La vitalité du cinéma français est le résultat d’une ambition collective des éditeurs français de chaînes de télévision gratuites et payantes et des acteurs du cinéma (salles, producteurs, distributeurs), portée par les pouvoirs publics depuis plus de cinquante ans pour préserver l’exception culturelle française. Le principe est simple : en contrepartie de son investissement et du respect de diverses obligations, chaque opérateur a le droit d’exploiter pendant une durée prédéfinie, en exclusivité et sans concurrence, le film qu’il a financé ou acquis.
Les périodes se succèdent ainsi entre les supports de diffusion et les publics : salles, chaînes de télévision payantes, vidéo à la demande puis chaînes gratuites. C’est ce qu’on nomme la chronologie des médias, qui repose sur un accord entre l’ensemble des acteurs du cinéma, résultat de longues négociations et de compromis parfois douloureux, mais au service d’un bien commun : l’accès du public le plus large au cinéma le plus divers.
Les télévisions gratuites ont toujours été au rendez-vous de ce soutien au cinéma français, à sa diffusion, et à sa diversité. Chaque année, France Télévisions, M6 et TF1 proposent gratuitement à l’ensemble des Français une diversité de films, comédies, polars, drames, etc. qui contribuent à l’élaboration d’un imaginaire collectif. En 2021, elles ont investi 144 millions d’euros dans 126 films, qui n’auraient sinon pas pu voir le jour.
Au début de cette année, le nouvel accord sur la chronologie des médias a favorisé les plates-formes payantes américaines comme Netflix, Amazon Prime Video ou Disney + en les plaçant avant les télévisions gratuites.
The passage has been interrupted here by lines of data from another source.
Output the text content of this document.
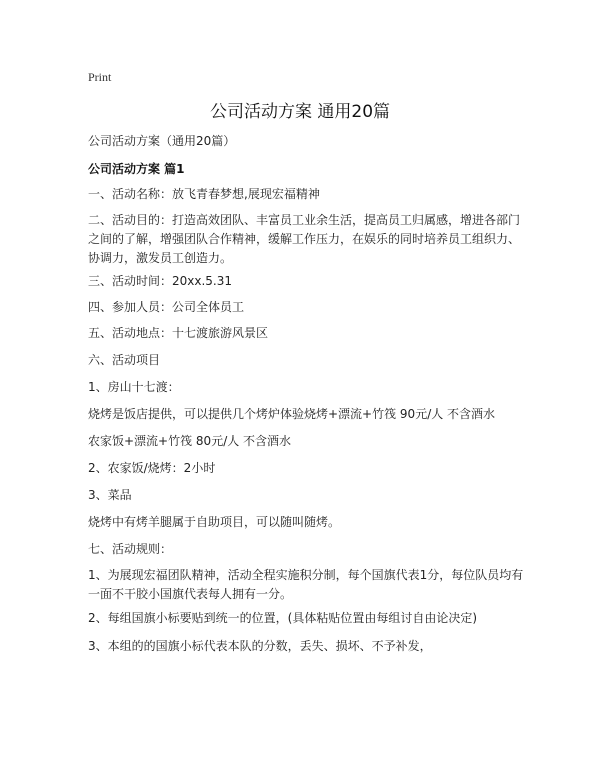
Print
公司活动方案 通用20篇

公司活动方案（通用20篇）

公司活动方案 篇1

一、活动名称：放飞青春梦想,展现宏福精神

二、活动目的：打造高效团队、丰富员工业余生活，提高员工归属感，增进各部门之间的了解，增强团队合作精神，缓解工作压力，在娱乐的同时培养员工组织力、协调力，激发员工创造力。

三、活动时间：20xx.5.31

四、参加人员：公司全体员工

五、活动地点：十七渡旅游风景区

六、活动项目

1、房山十七渡：

烧烤是饭店提供，可以提供几个烤炉体验烧烤+漂流+竹筏 90元/人 不含酒水

农家饭+漂流+竹筏 80元/人 不含酒水

2、农家饭/烧烤：2小时

3、菜品

烧烤中有烤羊腿属于自助项目，可以随叫随烤。

七、活动规则：

1、为展现宏福团队精神，活动全程实施积分制，每个国旗代表1分，每位队员均有一面不干胶小国旗代表每人拥有一分。

2、每组国旗小标要贴到统一的位置，(具体粘贴位置由每组讨自由论决定)

3、本组的的国旗小标代表本队的分数，丢失、损坏、不予补发，
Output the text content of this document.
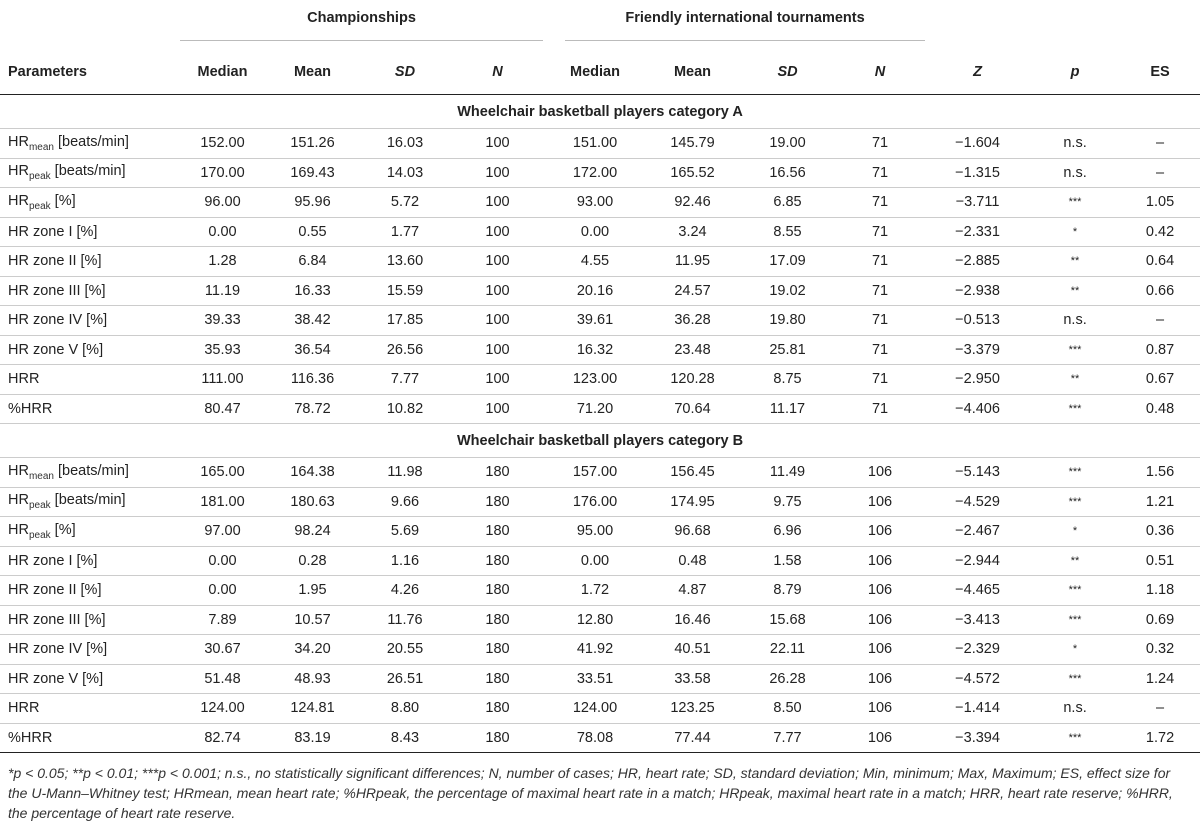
	Championships				Friendly international tournaments						

Parameters	Median	Mean	SD	N	Median	Mean	SD	N	Z	p	ES
Wheelchair basketball players category A											
$HR_{mean}$ [beats/min]	152.00	151.26	16.03	100	151.00	145.79	19.00	71	−1.604	n.s.	–
$HR_{peak}$ [beats/min]	170.00	169.43	14.03	100	172.00	165.52	16.56	71	−1.315	n.s.	–
$HR_{peak}$ [%]	96.00	95.96	5.72	100	93.00	92.46	6.85	71	−3.711	***	1.05
HR zone I [%]	0.00	0.55	1.77	100	0.00	3.24	8.55	71	−2.331	*	0.42
HR zone II [%]	1.28	6.84	13.60	100	4.55	11.95	17.09	71	−2.885	**	0.64
HR zone III [%]	11.19	16.33	15.59	100	20.16	24.57	19.02	71	−2.938	**	0.66
HR zone IV [%]	39.33	38.42	17.85	100	39.61	36.28	19.80	71	−0.513	n.s.	–
HR zone V [%]	35.93	36.54	26.56	100	16.32	23.48	25.81	71	−3.379	***	0.87
HRR	111.00	116.36	7.77	100	123.00	120.28	8.75	71	−2.950	**	0.67
%HRR	80.47	78.72	10.82	100	71.20	70.64	11.17	71	−4.406	***	0.48
Wheelchair basketball players category B											
$HR_{mean}$ [beats/min]	165.00	164.38	11.98	180	157.00	156.45	11.49	106	−5.143	***	1.56
$HR_{peak}$ [beats/min]	181.00	180.63	9.66	180	176.00	174.95	9.75	106	−4.529	***	1.21
$HR_{peak}$ [%]	97.00	98.24	5.69	180	95.00	96.68	6.96	106	−2.467	*	0.36
HR zone I [%]	0.00	0.28	1.16	180	0.00	0.48	1.58	106	−2.944	**	0.51
HR zone II [%]	0.00	1.95	4.26	180	1.72	4.87	8.79	106	−4.465	***	1.18
HR zone III [%]	7.89	10.57	11.76	180	12.80	16.46	15.68	106	−3.413	***	0.69
HR zone IV [%]	30.67	34.20	20.55	180	41.92	40.51	22.11	106	−2.329	*	0.32
HR zone V [%]	51.48	48.93	26.51	180	33.51	33.58	26.28	106	−4.572	***	1.24
HRR	124.00	124.81	8.80	180	124.00	123.25	8.50	106	−1.414	n.s.	–
%HRR	82.74	83.19	8.43	180	78.08	77.44	7.77	106	−3.394	***	1.72
*p < 0.05; **p < 0.01; ***p < 0.001; n.s., no statistically significant differences; N, number of cases; HR, heart rate; SD, standard deviation; Min, minimum; Max, Maximum; ES, effect size for the U-Mann–Whitney test; HRmean, mean heart rate; %HRpeak, the percentage of maximal heart rate in a match; HRpeak, maximal heart rate in a match; HRR, heart rate reserve; %HRR, the percentage of heart rate reserve.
Canal+ a également bénéficié d’un avancement de sa fenêtre. Les télévisions gratuites ont joué le jeu alors même que l’arrivée de ces nouveaux acteurs à la puissance financière internationale est de nature à les soumettre à une concurrence accrue. Les chaînes ont accepté que les plates-formes payantes puissent diffuser les films avant elles malgré l’apport supplémentaire très modeste que ces services consentent – de l’ordre de 50 millions d’euros par an, soit moins de la moitié de celui des télévisions gratuites.
Le maintien des règles existantes et d’une diffusion exclusive, comme pour tous les autres diffuseurs, est bien le moins qui pouvait être attendu et qui a été obtenu par les chaînes gratuites.
Chantage
Or, dès l’entrée en vigueur de la nouvelle chronologie, le studio américain Disney, qui n’avait pas souhaité signer le texte, l’a réinterprété à sa guise afin de supprimer l’exclusivité d’exploitation des télévisions gratuites et ainsi de conforter sa stratégie d’exclusivité pour son propre service par abonnement. A l’appui : un chantage et des menaces de retrait de ses films des salles de cinéma. Netflix, qui avait pourtant signé l’accord, a profité de ce vent de contestation américain pour faire volte-face et le remettre en cause dans une solidarité de circonstance.